I’ll just say it… learning how to draw a rose is very simple!
And even better, you don’t have to do every step exactly the way I show you.
Flowers come in all sorts of different shapes and sizes. It’s OK if yours looks different. Make it bigger, smaller, longer, shorter, etc.
Because this lesson is so easy, feel free to go through it a little faster than normal – just as if you were doodling. It won’t take long to get the basic steps down.
And in very little time – through a little repetition… you’ll have THE perfect rose drawing! 🙂
First Step – The Swirl
The "swirl" is the most important step when learning how to draw a rose of this kind. All roses have it… it’s the top part of the flower where the petals slowly wrap towards the middle.
Start in the middle, and going clockwise… create a swirl just like the one you see to your left. Make sure it looks like an oval and not a circle. Also, make sharp angles every time you change direction.
Second Step – Three "S’s"
OK. Now to begin the petals. To draw petals, draw three S’s. By "S" I mean a line that swerves so that it resembles the letter S. Looking at the example, you can see that two of the S’s are backwards, while the one furthest to the right isn’t.
First, make a very light pencil mark about an inch or so below the center part of your swirl from before. Now, from this point, draw an S outwards – up, and to the right. After that, draw the second S. Again, start at the pencil mark, except this time draw it so that it goes outwards – up, and to the left. Make sure the end of the S meets the furthest left point of your swirl – as perfectly as possible!
Finally, draw the last S. Start from the same pencil mark again, and draw it so it goes outwards – up, and to the left. This S is pretty much a mirror image of the first one you drew.
Third Step – Two Fishing Rods
Two fishing rods!? OK this is getting strange. Actually, when learning how to draw, it’s often helpful to compare lines to other objects that you can relate to. That’s why I compared the previous three lines to "S’s". Basically, these "two fishing rods" are just two curved lines… one pointing to the right (the bigger one), and the other pointing to the left.
Go back your light pencil mark and draw a curved line – one that kind of looks like a fishing rod. Draw the line so that it curves all the way out to the very end of the first S that you drew. Nice! You now have your first petal! 🙂
Alright, and one more "fishing rod". This one’s much smaller. And you don’t need to start at the light pencil mark.
Instead, start at the very end of the third S that you drew. Draw the line so that it meets the second S about a quarter or half the way down.
Starting to see your rose take shape? Excellent!

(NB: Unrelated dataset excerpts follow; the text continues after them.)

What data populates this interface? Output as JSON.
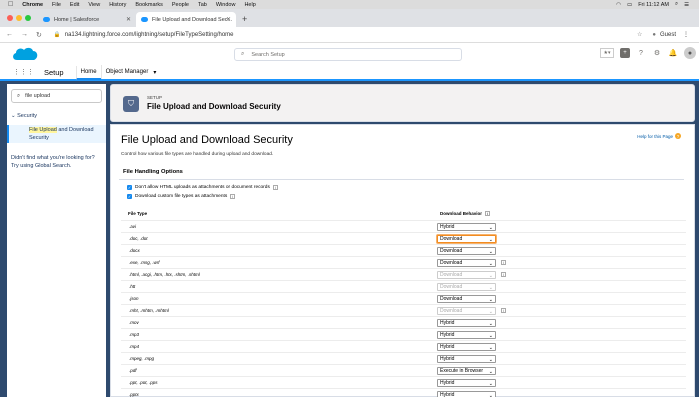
{
  "os_menu": {
    "apple": "",
    "app": "Chrome",
    "items": [
      "File",
      "Edit",
      "View",
      "History",
      "Bookmarks",
      "People",
      "Tab",
      "Window",
      "Help"
    ],
    "clock": "Fri 11:12 AM"
  },
  "browser": {
    "tabs": [
      {
        "label": "Home | Salesforce"
      },
      {
        "label": "File Upload and Download Sec..."
      }
    ],
    "new_tab": "+",
    "url": "na134.lightning.force.com/lightning/setup/FileTypeSetting/home",
    "profile": "Guest"
  },
  "header": {
    "search_placeholder": "Search Setup"
  },
  "app_nav": {
    "app_name": "Setup",
    "tabs": [
      "Home",
      "Object Manager"
    ]
  },
  "left": {
    "search_value": "file upload",
    "section": "Security",
    "item_highlight": "File Upload",
    "item_rest": " and Download Security",
    "note": "Didn't find what you're looking for? Try using Global Search."
  },
  "page_header": {
    "eyebrow": "SETUP",
    "title": "File Upload and Download Security"
  },
  "content": {
    "title": "File Upload and Download Security",
    "help": "Help for this Page",
    "description": "Control how various file types are handled during upload and download.",
    "section_title": "File Handling Options",
    "checkbox1": "Don't allow HTML uploads as attachments or document records",
    "checkbox2": "Download custom file types as attachments",
    "col_file_type": "File Type",
    "col_behavior": "Download Behavior",
    "rows": [
      {
        "type": ".avi",
        "behavior": "Hybrid",
        "state": "normal"
      },
      {
        "type": ".doc, .dot",
        "behavior": "Download",
        "state": "focus"
      },
      {
        "type": ".docx",
        "behavior": "Download",
        "state": "normal"
      },
      {
        "type": ".exe, .msg, .wrf",
        "behavior": "Download",
        "state": "info"
      },
      {
        "type": ".html, .acgi, .htm, .htx, .shtm, .shtml",
        "behavior": "Download",
        "state": "disabled-info"
      },
      {
        "type": ".htt",
        "behavior": "Download",
        "state": "disabled"
      },
      {
        "type": ".json",
        "behavior": "Download",
        "state": "normal"
      },
      {
        "type": ".mht, .mhtm, .mhtml",
        "behavior": "Download",
        "state": "disabled-info"
      },
      {
        "type": ".mov",
        "behavior": "Hybrid",
        "state": "normal"
      },
      {
        "type": ".mp3",
        "behavior": "Hybrid",
        "state": "normal"
      },
      {
        "type": ".mp4",
        "behavior": "Hybrid",
        "state": "normal"
      },
      {
        "type": ".mpeg, .mpg",
        "behavior": "Hybrid",
        "state": "normal"
      },
      {
        "type": ".pdf",
        "behavior": "Execute in Browser",
        "state": "normal"
      },
      {
        "type": ".ppt, .pot, .pps",
        "behavior": "Hybrid",
        "state": "normal"
      },
      {
        "type": ".pptx",
        "behavior": "Hybrid",
        "state": "normal"
      }
    ]
  }
}
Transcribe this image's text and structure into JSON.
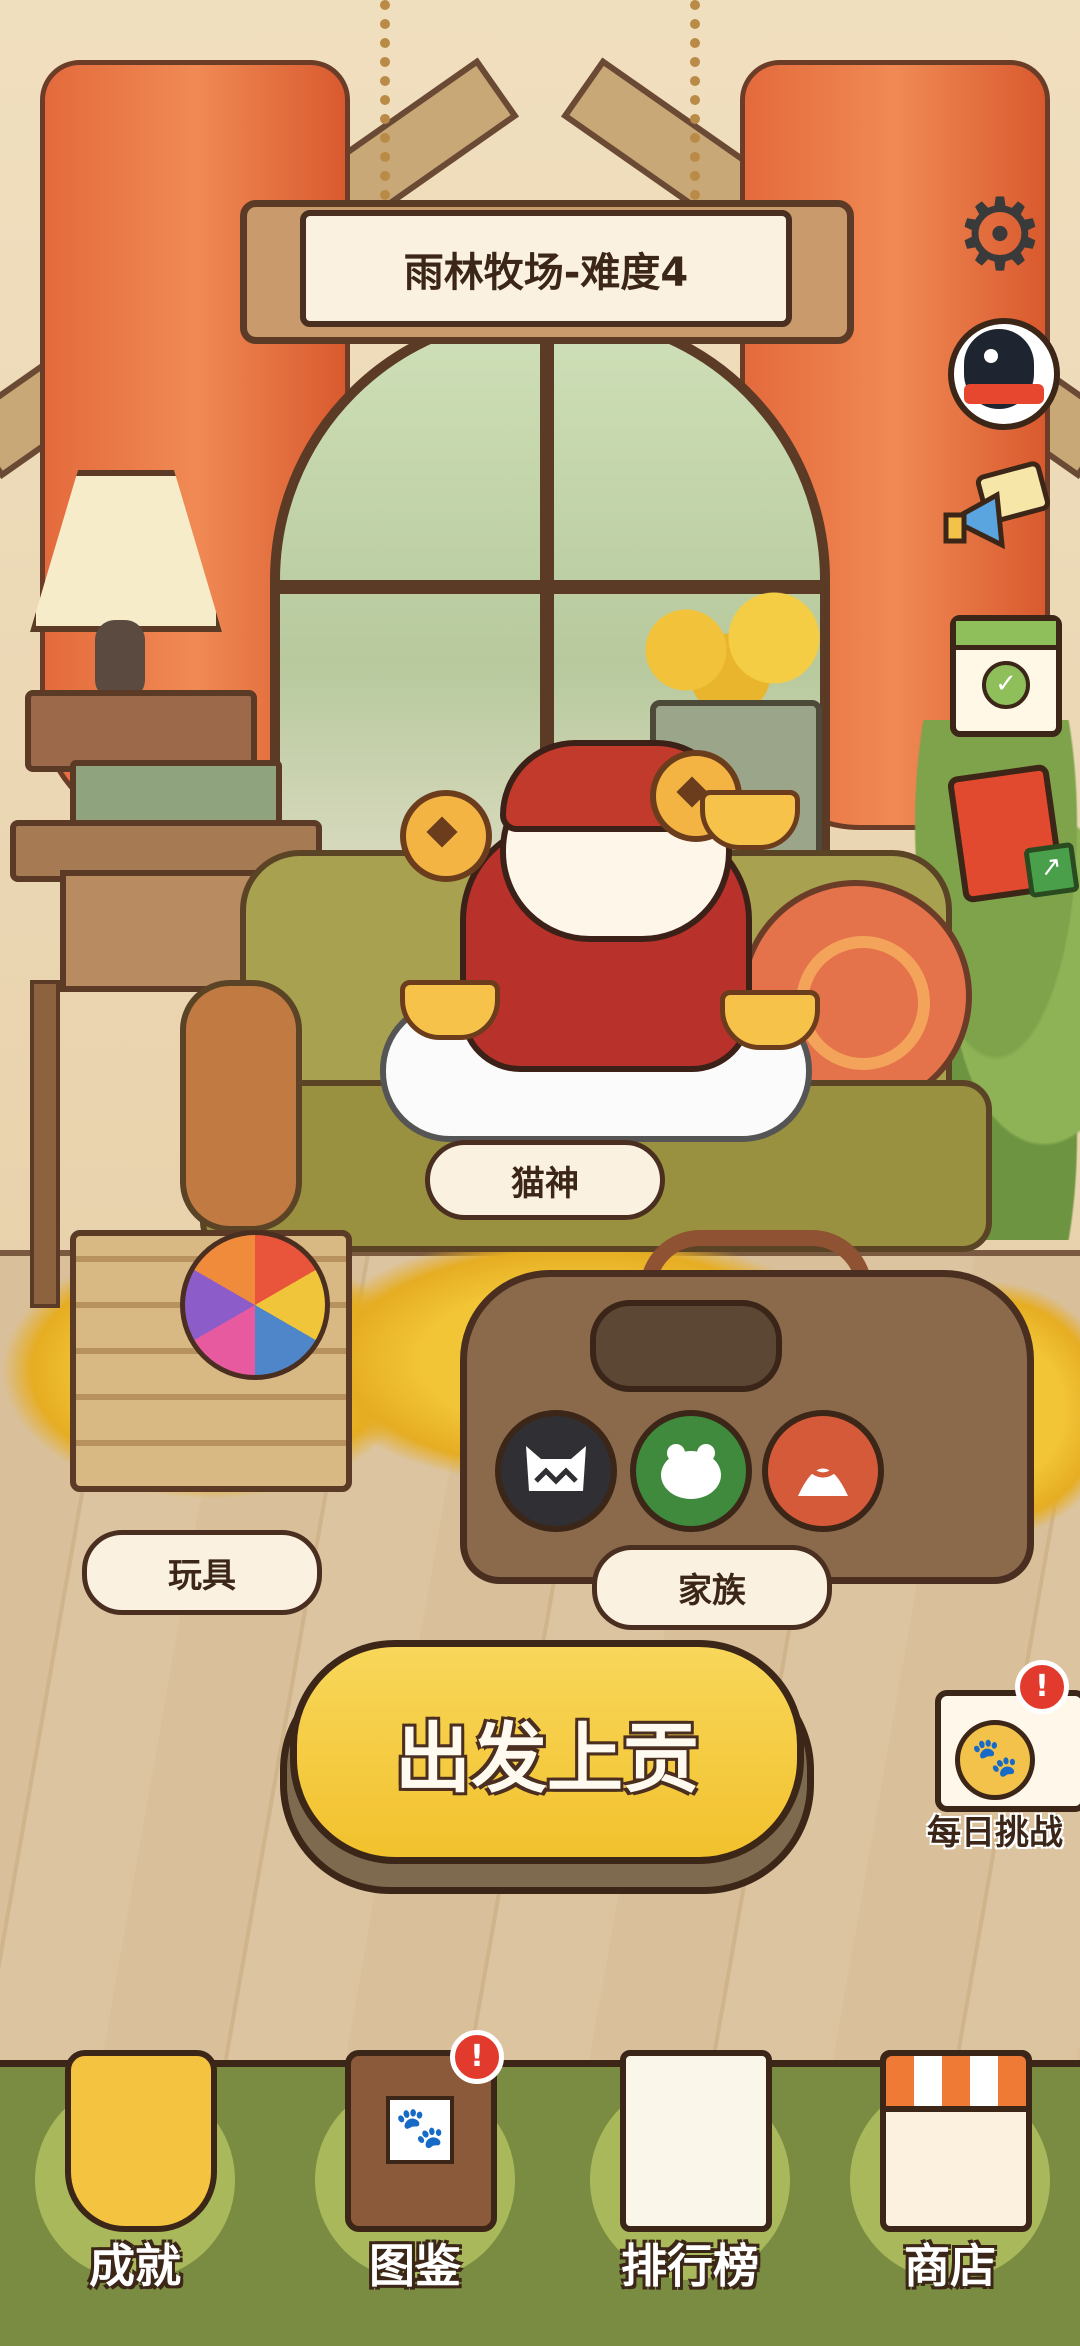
{
  "header": {
    "title": "雨林牧场-难度4"
  },
  "scene": {
    "cat_label": "猫神",
    "toy_label": "玩具",
    "family_label": "家族"
  },
  "side_buttons": [
    "gear-icon",
    "qq-penguin-icon",
    "megaphone-mail-icon",
    "calendar-check-icon",
    "red-packet-share-icon"
  ],
  "bag_buttons": [
    "cat-face-icon",
    "green-frog-icon",
    "orange-bag-icon"
  ],
  "main_action": {
    "label": "出发上贡"
  },
  "daily_challenge": {
    "label": "每日挑战",
    "badge": "!"
  },
  "bottom_nav": {
    "items": [
      {
        "label": "成就",
        "icon": "trophy-icon"
      },
      {
        "label": "图鉴",
        "icon": "album-icon",
        "badge": "!"
      },
      {
        "label": "排行榜",
        "icon": "scroll-icon"
      },
      {
        "label": "商店",
        "icon": "shop-icon"
      }
    ]
  },
  "colors": {
    "accent": "#f2c12d",
    "badge": "#e23a2c",
    "nav_bg": "#7a8c41",
    "text": "#3b2618"
  }
}
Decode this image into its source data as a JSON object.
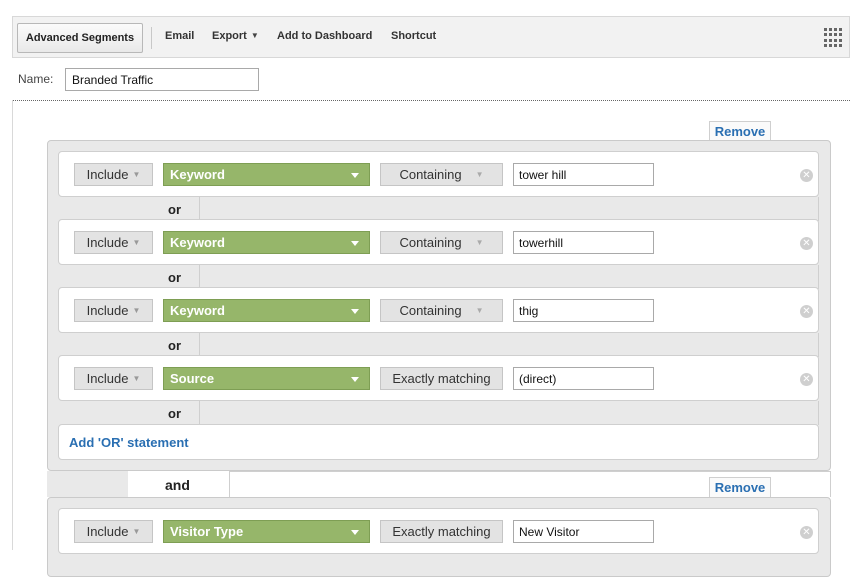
{
  "toolbar": {
    "advanced_segments": "Advanced Segments",
    "email": "Email",
    "export": "Export",
    "add_to_dashboard": "Add to Dashboard",
    "shortcut": "Shortcut",
    "apps_icon": "grid-icon"
  },
  "name_field": {
    "label": "Name:",
    "value": "Branded Traffic"
  },
  "remove_label": "Remove",
  "or_label": "or",
  "and_label": "and",
  "add_or_label": "Add 'OR' statement",
  "groups": [
    {
      "conditions": [
        {
          "include": "Include",
          "dimension": "Keyword",
          "match": "Containing",
          "value": "tower hill"
        },
        {
          "include": "Include",
          "dimension": "Keyword",
          "match": "Containing",
          "value": "towerhill"
        },
        {
          "include": "Include",
          "dimension": "Keyword",
          "match": "Containing",
          "value": "thig"
        },
        {
          "include": "Include",
          "dimension": "Source",
          "match": "Exactly matching",
          "value": "(direct)"
        }
      ]
    },
    {
      "conditions": [
        {
          "include": "Include",
          "dimension": "Visitor Type",
          "match": "Exactly matching",
          "value": "New Visitor"
        }
      ]
    }
  ],
  "colors": {
    "dimension_bg": "#96b66a",
    "link_blue": "#2a6fb2",
    "group_bg": "#e9e9e9"
  }
}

Fourth Step – Five Curved Lines
Take a look at the example. Notice how the swirl that you drew in step one now looks 3D? Pretty sweet, isn’t it? Well, all you need to do is draw five small curved lines. Draw each one so that it connects with each of the five edges of the swirl.
Start with the edge furthest to the right – the spot where your pencil was when you completed the swirl in step one. Now, draw a small curved line that goes down, yet curves slightly inwards. Stop as soon as you come to the curved line (the big fishing rod).
Nice. Alright, now work your way to the left drawing a line in a similar fashion at each edge of the swirl. Here’s a tip… your first three lines (working towards the left) should curve inwards towards the left, while your last two should curve inwards and to the right.
It’s all about keeping with the shape of your soon-to-be rose!
Final Step – The Stem and the Leaves
Now that the actual flower is complete, time to learn how to draw the stem and leaves. Here’s what to do. First, draw a half-circle below your rose. Make sure that it’s centered – in line with the middle of the swirl.
OK. Now to draw a rose stem. I drew mine so that it bends (ever so slightly) at three points. Draw a three-segmented line from the half-circle. Make it as short or as long as you want… it’s completely up to you.
After that, draw a small arc at the bottom of the line. Then, follow the line all the way up to the half-circle again. Make sure that you keep the distance between the two lines of the stem, relatively equal.
Finally, draw two leaves. I made the top one bigger than the bottom one. You can add more or less leaves, or if you want – have no leaves at all!
And there it is… mission How to Draw a Rose accomplished!